New JLPT Levels: N5 to N1…

Sunday, March 21st, 2010

Many people have asked when I would add support for new JLPT levels (N5, N4, N3, N2 and N1… replacing old 4級 through 1級). Short answer is: Real Soon Now™.

The more nuanced answer is that we are working on it actively, but gathering data for the new level (only N3 differs significantly from previous levels: other should match roughly the old J4-J1 levels) is a very slow and uncertain process. There are no official lists of kanji or vocabulary for the new levels and the only way to proceed, is to cull them from existing textbook exercises and training tests (on the mostly valid assumption that said textbooks’ editors routinely have business “lunches” with JLPT people where secret lists of kanji might change hands).

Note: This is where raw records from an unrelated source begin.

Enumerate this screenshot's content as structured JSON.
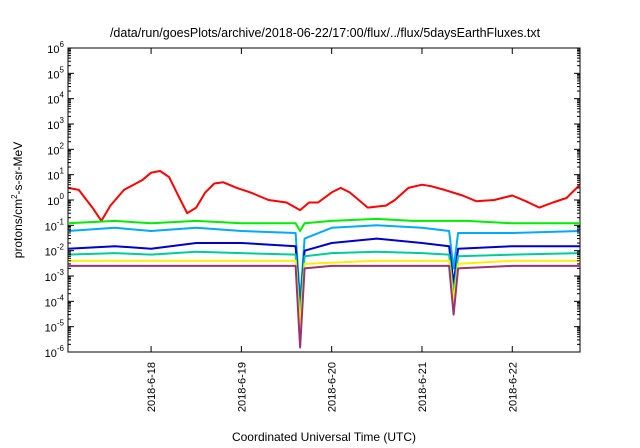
{
  "chart_data": {
    "type": "line",
    "title": "/data/run/goesPlots/archive/2018-06-22/17:00/flux/../flux/5daysEarthFluxes.txt",
    "xlabel": "Coordinated Universal Time (UTC)",
    "ylabel_parts": [
      "protons/cm",
      "2",
      "-s-sr-MeV"
    ],
    "y_scale": "log",
    "ylim": [
      1e-06,
      1000000.0
    ],
    "y_tick_exponents": [
      "-6",
      "-5",
      "-4",
      "-3",
      "-2",
      "-1",
      "0",
      "1",
      "2",
      "3",
      "4",
      "5",
      "6"
    ],
    "y_tick_base": "10",
    "x_unit": "days since 2018-06-17 00:00 UTC",
    "xlim": [
      0.08,
      5.75
    ],
    "x_ticks": [
      {
        "day": 1,
        "label": "2018-6-18"
      },
      {
        "day": 2,
        "label": "2018-6-19"
      },
      {
        "day": 3,
        "label": "2018-6-20"
      },
      {
        "day": 4,
        "label": "2018-6-21"
      },
      {
        "day": 5,
        "label": "2018-6-22"
      }
    ],
    "grid": false,
    "legend": "none",
    "series": [
      {
        "color": "#ff0000",
        "points": [
          [
            0.08,
            3.0
          ],
          [
            0.2,
            2.5
          ],
          [
            0.35,
            0.5
          ],
          [
            0.45,
            0.15
          ],
          [
            0.55,
            0.6
          ],
          [
            0.7,
            2.5
          ],
          [
            0.9,
            6
          ],
          [
            1.0,
            12
          ],
          [
            1.1,
            14
          ],
          [
            1.2,
            8
          ],
          [
            1.3,
            1.5
          ],
          [
            1.4,
            0.3
          ],
          [
            1.5,
            0.5
          ],
          [
            1.6,
            2.0
          ],
          [
            1.7,
            4.5
          ],
          [
            1.8,
            5.0
          ],
          [
            1.95,
            3.0
          ],
          [
            2.1,
            2.0
          ],
          [
            2.3,
            1.0
          ],
          [
            2.5,
            0.8
          ],
          [
            2.65,
            0.4
          ],
          [
            2.75,
            0.8
          ],
          [
            2.85,
            0.8
          ],
          [
            3.0,
            2.0
          ],
          [
            3.1,
            3.0
          ],
          [
            3.2,
            2.0
          ],
          [
            3.4,
            0.5
          ],
          [
            3.6,
            0.6
          ],
          [
            3.7,
            1.0
          ],
          [
            3.85,
            3.0
          ],
          [
            4.0,
            4.0
          ],
          [
            4.1,
            3.5
          ],
          [
            4.25,
            2.5
          ],
          [
            4.45,
            1.5
          ],
          [
            4.6,
            0.9
          ],
          [
            4.8,
            1.0
          ],
          [
            5.0,
            1.5
          ],
          [
            5.15,
            0.9
          ],
          [
            5.3,
            0.5
          ],
          [
            5.45,
            0.8
          ],
          [
            5.6,
            1.2
          ],
          [
            5.75,
            4.0
          ]
        ]
      },
      {
        "color": "#00ee00",
        "points": [
          [
            0.08,
            0.12
          ],
          [
            0.6,
            0.15
          ],
          [
            1.0,
            0.12
          ],
          [
            1.5,
            0.15
          ],
          [
            2.0,
            0.12
          ],
          [
            2.6,
            0.12
          ],
          [
            2.65,
            0.06
          ],
          [
            2.7,
            0.12
          ],
          [
            3.0,
            0.15
          ],
          [
            3.5,
            0.18
          ],
          [
            3.9,
            0.15
          ],
          [
            4.5,
            0.15
          ],
          [
            5.0,
            0.12
          ],
          [
            5.5,
            0.12
          ],
          [
            5.75,
            0.12
          ]
        ]
      },
      {
        "color": "#00aaff",
        "points": [
          [
            0.08,
            0.06
          ],
          [
            0.6,
            0.08
          ],
          [
            1.0,
            0.06
          ],
          [
            1.5,
            0.08
          ],
          [
            2.0,
            0.06
          ],
          [
            2.6,
            0.05
          ],
          [
            2.65,
            0.0001
          ],
          [
            2.7,
            0.03
          ],
          [
            3.0,
            0.08
          ],
          [
            3.5,
            0.1
          ],
          [
            4.0,
            0.08
          ],
          [
            4.3,
            0.06
          ],
          [
            4.35,
            0.002
          ],
          [
            4.4,
            0.05
          ],
          [
            5.0,
            0.05
          ],
          [
            5.75,
            0.06
          ]
        ]
      },
      {
        "color": "#0000cc",
        "points": [
          [
            0.08,
            0.012
          ],
          [
            0.6,
            0.015
          ],
          [
            1.0,
            0.012
          ],
          [
            1.5,
            0.02
          ],
          [
            2.0,
            0.02
          ],
          [
            2.6,
            0.015
          ],
          [
            2.65,
            5e-05
          ],
          [
            2.7,
            0.01
          ],
          [
            3.0,
            0.02
          ],
          [
            3.5,
            0.03
          ],
          [
            4.0,
            0.02
          ],
          [
            4.3,
            0.015
          ],
          [
            4.35,
            0.0005
          ],
          [
            4.4,
            0.012
          ],
          [
            5.0,
            0.015
          ],
          [
            5.75,
            0.015
          ]
        ]
      },
      {
        "color": "#00cc99",
        "points": [
          [
            0.08,
            0.007
          ],
          [
            0.6,
            0.008
          ],
          [
            1.0,
            0.007
          ],
          [
            1.5,
            0.009
          ],
          [
            2.0,
            0.008
          ],
          [
            2.6,
            0.007
          ],
          [
            2.65,
            3e-05
          ],
          [
            2.7,
            0.006
          ],
          [
            3.0,
            0.008
          ],
          [
            3.5,
            0.009
          ],
          [
            4.0,
            0.008
          ],
          [
            4.3,
            0.007
          ],
          [
            4.35,
            0.0002
          ],
          [
            4.4,
            0.006
          ],
          [
            5.0,
            0.007
          ],
          [
            5.75,
            0.008
          ]
        ]
      },
      {
        "color": "#ffee00",
        "points": [
          [
            0.08,
            0.004
          ],
          [
            1.0,
            0.004
          ],
          [
            2.0,
            0.004
          ],
          [
            2.6,
            0.004
          ],
          [
            2.65,
            1e-05
          ],
          [
            2.7,
            0.003
          ],
          [
            3.5,
            0.004
          ],
          [
            4.3,
            0.004
          ],
          [
            4.35,
            0.0001
          ],
          [
            4.4,
            0.003
          ],
          [
            5.0,
            0.004
          ],
          [
            5.75,
            0.004
          ]
        ]
      },
      {
        "color": "#993377",
        "points": [
          [
            0.08,
            0.0025
          ],
          [
            0.5,
            0.0025
          ],
          [
            1.0,
            0.0025
          ],
          [
            1.5,
            0.0025
          ],
          [
            2.0,
            0.0025
          ],
          [
            2.6,
            0.0025
          ],
          [
            2.65,
            1.5e-06
          ],
          [
            2.7,
            0.002
          ],
          [
            3.0,
            0.0025
          ],
          [
            3.5,
            0.0025
          ],
          [
            4.0,
            0.0025
          ],
          [
            4.3,
            0.0025
          ],
          [
            4.35,
            3e-05
          ],
          [
            4.4,
            0.002
          ],
          [
            5.0,
            0.0025
          ],
          [
            5.75,
            0.0025
          ]
        ]
      }
    ]
  }
}
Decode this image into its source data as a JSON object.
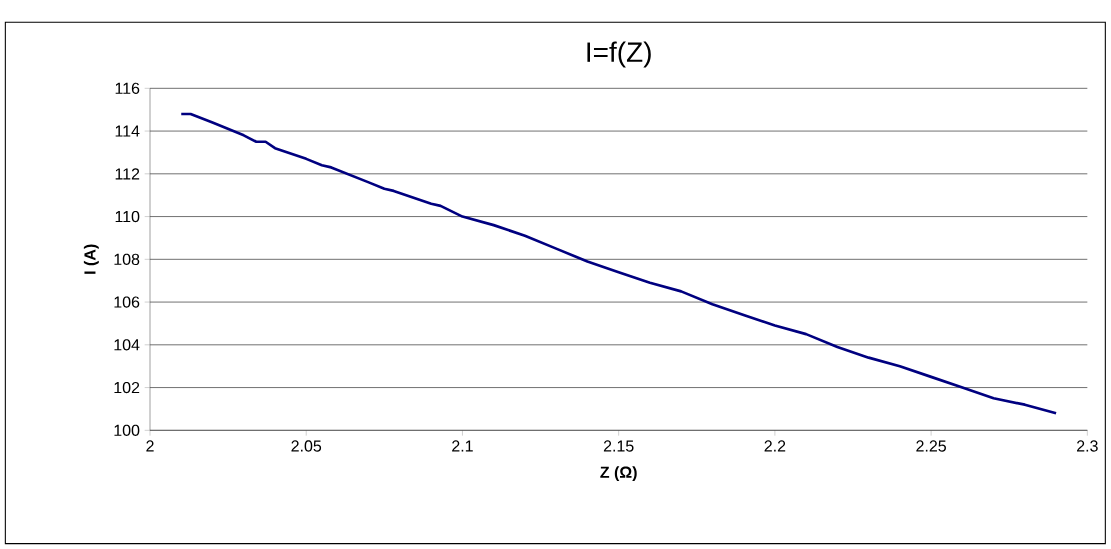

Since I would prefer the lists to be somewhat validated by official tests, it might be difficult to release an update before late Spring (when the next JLPT exam takes place)…

As an aside: take all the alleged “updated JLPT” lists you see floating around with a large grain of salt: they are all based on interpolation and essentially just break down former J2 level in two groups along grade level (for kanji) and frequency (for vocabulary): a breakdown that is far from verified in practice.

Until then, I would simply advise people who want to train for N3 to use 2級 for now (keeping in mind that it is largely above N3, but still the closest we have).

In the meantime, stats syncing and online scores should arrive soon!